これらのチップの主な仕様を比較すると、今回試作したチップは、メモリセルの面積が異常に小さいことが目に付く。たったの0.00082平方μmしかないのだ。東芝がSanDiskと共同で2008年2月に発表した、43nm技術による16Gbit NANDフラッシュメモリチップのメモリセル面積は、0.0088平方μmである。ほぼ10倍の開きがある。今回の講演で東芝が発表したチップは、製造技術が60nmと一世代ほど古いのに、メモリセルの面積は10分の1未満で済んでいる。計算上は、メモリセルアレイ全体の面積が同じならば、今回のメモリセル構造は640Gbitを超える、途方もない記憶容量を実現できることになる。

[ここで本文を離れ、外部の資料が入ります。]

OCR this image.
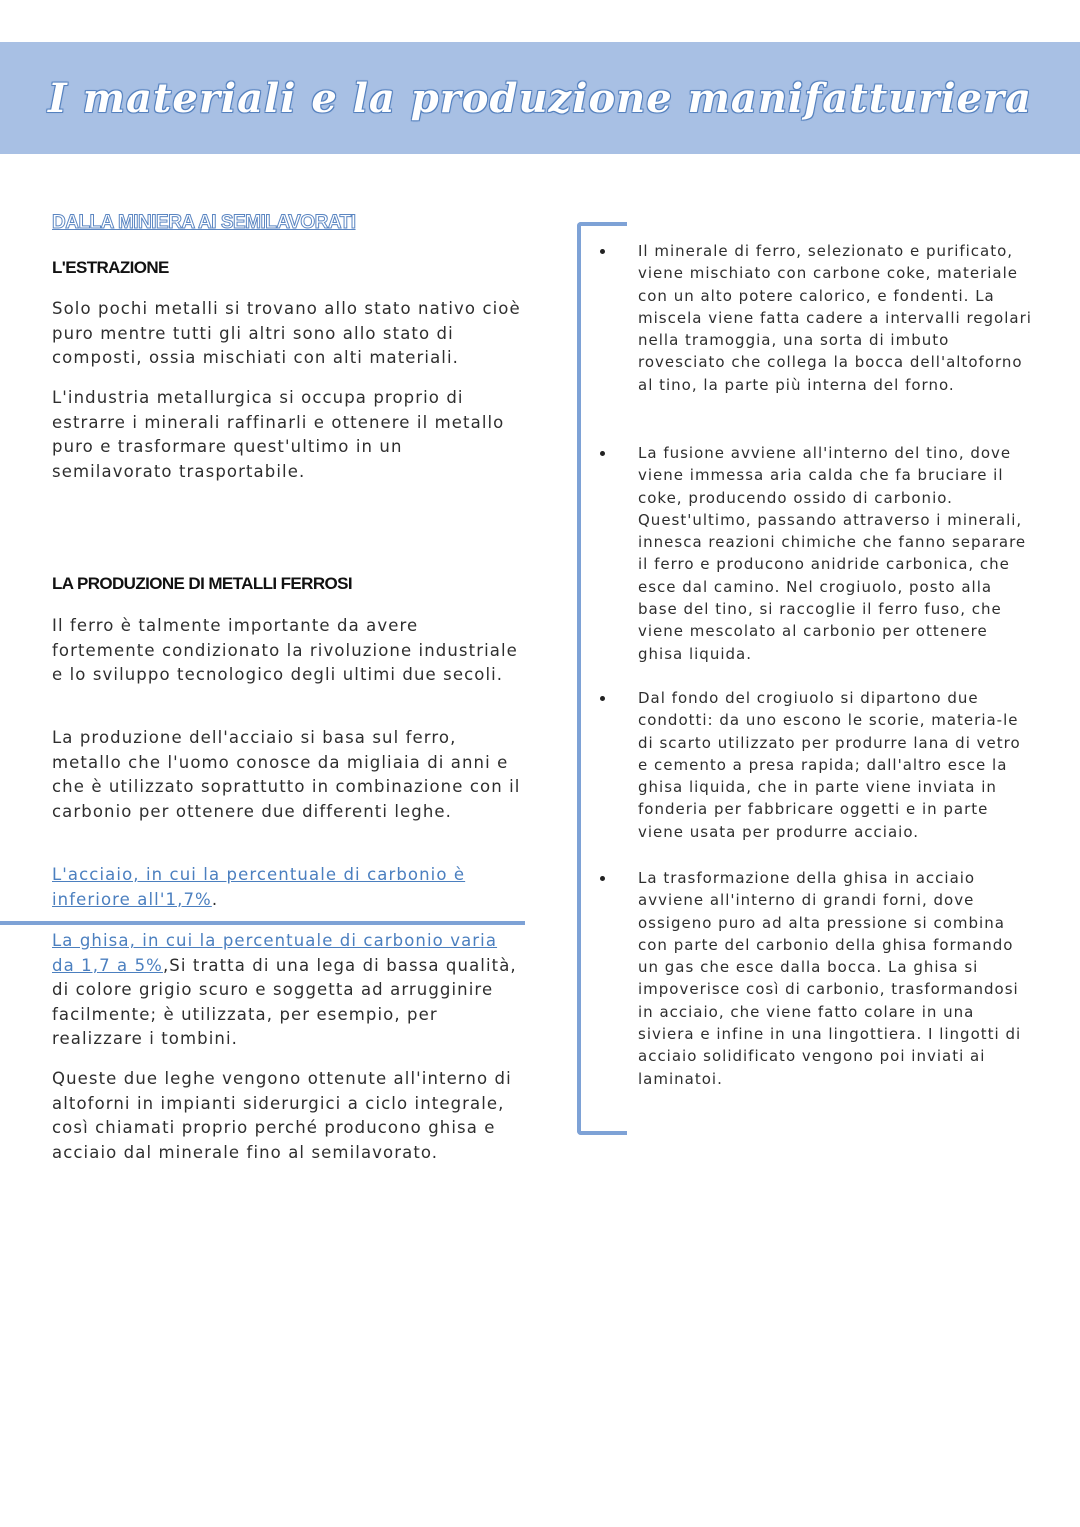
I materiali e la produzione manifatturiera
DALLA MINIERA AI SEMILAVORATI
L'ESTRAZIONE

Solo pochi metalli si trovano allo stato nativo cioè puro mentre tutti gli altri sono allo stato di composti, ossia mischiati con alti materiali.

L'industria metallurgica si occupa proprio di estrarre i minerali raffinarli e ottenere il metallo puro e trasformare quest'ultimo in un semilavorato trasportabile.

LA PRODUZIONE DI METALLI FERROSI

Il ferro è talmente importante da avere fortemente condizionato la rivoluzione industriale e lo sviluppo tecnologico degli ultimi due secoli.

La produzione dell'acciaio si basa sul ferro, metallo che l'uomo conosce da migliaia di anni e che è utilizzato soprattutto in combinazione con il carbonio per ottenere due differenti leghe.

L'acciaio, in cui la percentuale di carbonio è inferiore all'1,7%.

La ghisa, in cui la percentuale di carbonio varia da 1,7 a 5%,Si tratta di una lega di bassa qualità, di colore grigio scuro e soggetta ad arrugginire facilmente; è utilizzata, per esempio, per realizzare i tombini.

Queste due leghe vengono ottenute all'interno di altoforni in impianti siderurgici a ciclo integrale, così chiamati proprio perché producono ghisa e acciaio dal minerale fino al semilavorato.

Il minerale di ferro, selezionato e purificato, viene mischiato con carbone coke, materiale con un alto potere calorico, e fondenti. La miscela viene fatta cadere a intervalli regolari nella tramoggia, una sorta di imbuto rovesciato che collega la bocca dell'altoforno al tino, la parte più interna del forno.

La fusione avviene all'interno del tino, dove viene immessa aria calda che fa bruciare il coke, producendo ossido di carbonio. Quest'ultimo, passando attraverso i minerali, innesca reazioni chimiche che fanno separare il ferro e producono anidride carbonica, che esce dal camino. Nel crogiuolo, posto alla base del tino, si raccoglie il ferro fuso, che viene mescolato al carbonio per ottenere ghisa liquida.

Dal fondo del crogiuolo si dipartono due condotti: da uno escono le scorie, materia-le di scarto utilizzato per produrre lana di vetro e cemento a presa rapida; dall'altro esce la ghisa liquida, che in parte viene inviata in fonderia per fabbricare oggetti e in parte viene usata per produrre acciaio.

La trasformazione della ghisa in acciaio avviene all'interno di grandi forni, dove ossigeno puro ad alta pressione si combina con parte del carbonio della ghisa formando un gas che esce dalla bocca. La ghisa si impoverisce così di carbonio, trasformandosi in acciaio, che viene fatto colare in una siviera e infine in una lingottiera. I lingotti di acciaio solidificato vengono poi inviati ai laminatoi.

ここで気になるのが、チップ寸法が10.11×15.52mm(チップ面積156.9平方mm)とそれなりの大きさがあることだ。大きいというわけではないものの、メモリセル面積の小ささは、もっと小さなチップを期待させる。チップ写真をみると通常のNANDフラッシュメモリに比べ、メモリセルアレイの割合が少なく、周辺回路の割合が大きい。講演論文(講演番号3-1)によると、周辺回路の設計ルールが緩いためにシリコン面積が広く取られているという。商品の64Gbit P-BiCSマルチレベルフラッシュメモリでは、チップ面積は10.5×12.3mmになるだろうと論文では述べていた。なお「P-BiCS(ピービックス)」とは、開発したメモリセル技術に東芝が付けた呼称である。
ここで興味深いのは、64Gbit品では試作チップよりも小さなシリコン面積となることと、講演論文中で商品(commercial)と表現していることだ。東芝とSanDiskが2009年2月に国際学会ISSCCで発表した、4bit/セルの64bit NANDフラッシュメモリのチップ面積は244.45平方mmだったので、その半分ほどのシリコン面積(129.15平方mm)で同じ記憶容量を達成できることになる。
64Gbitのフラッシュメモリが129.15平方mmと小さなチップで歩留り良く量産されれば、SSD(Solid State Drive)の大幅なコスト低減に寄与することは間違いない。先行きが非常に楽しみな開発成果だ。